De Consumentenautoriteit en de NZa zorgen ervoor dat geheimhouding van de informatie die zij van de andere toezichthouder krijgen voldoende is gewaarborgd.
3.
De Consumentenautoriteit en de NZa gebruiken deze informatie niet voor andere doeleinden dan waarvoor deze is verstrekt.
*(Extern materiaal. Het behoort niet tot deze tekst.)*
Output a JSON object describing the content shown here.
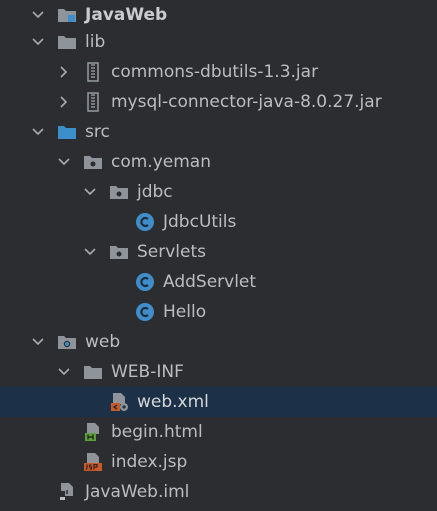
{
  "tree": {
    "items": [
      {
        "label": "JavaWeb",
        "icon": "module-folder-icon",
        "expanded": true
      },
      {
        "label": "lib",
        "icon": "folder-icon",
        "expanded": true
      },
      {
        "label": "commons-dbutils-1.3.jar",
        "icon": "jar-icon",
        "expanded": false
      },
      {
        "label": "mysql-connector-java-8.0.27.jar",
        "icon": "jar-icon",
        "expanded": false
      },
      {
        "label": "src",
        "icon": "source-folder-icon",
        "expanded": true
      },
      {
        "label": "com.yeman",
        "icon": "package-icon",
        "expanded": true
      },
      {
        "label": "jdbc",
        "icon": "package-icon",
        "expanded": true
      },
      {
        "label": "JdbcUtils",
        "icon": "class-icon"
      },
      {
        "label": "Servlets",
        "icon": "package-icon",
        "expanded": true
      },
      {
        "label": "AddServlet",
        "icon": "class-icon"
      },
      {
        "label": "Hello",
        "icon": "class-icon"
      },
      {
        "label": "web",
        "icon": "web-folder-icon",
        "expanded": true
      },
      {
        "label": "WEB-INF",
        "icon": "folder-icon",
        "expanded": true
      },
      {
        "label": "web.xml",
        "icon": "xml-file-icon",
        "selected": true
      },
      {
        "label": "begin.html",
        "icon": "html-file-icon"
      },
      {
        "label": "index.jsp",
        "icon": "jsp-file-icon"
      },
      {
        "label": "JavaWeb.iml",
        "icon": "iml-file-icon"
      }
    ]
  },
  "colors": {
    "background": "#2b2d30",
    "selected_row": "#1c3147",
    "text": "#bbbdc0",
    "folder": "#8f949a",
    "source_folder": "#3d8fc9",
    "class_icon": "#3f8ecb",
    "html_badge": "#5d9e3d",
    "jsp_badge": "#c75a28"
  }
}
Artikel 16 - – Contactpersonen De Consumentenautoriteit en de NZa benoemen ieder vanuit de interne organisatie een contactpersoon die het aanspreekpunt is voor hetgeen is afgesproken in dit samenwerkingsprotocol. Artikel 17 – Aanpassingen en wijzigingen Dit samenwerkingsprotocol kan slechts schriftelijk worden gewijzigd als zowel de Staatssecretaris van Economische Zaken als de NZa het daarover eens zijn. Artikel 18 – Inwerkingtreding Dit samenwerkingsprotocol treedt in werking met ingang van de tweede dag na dagtekening van de Staatscourant waarin mededeling van dit protocol wordt gedaan. Aldus overeengekomen en in tweevoud ondertekend te Den Haag op
De Staatssecretaris van Economische Zaken
de Raad van Bestuur van de Nederlandse Zorgautoriteit
Drs F. Heemskerk
Mr F.H.G. de Grave, voorzitter
Van dit protocol wordt mededeling gedaan in de Staatscourant.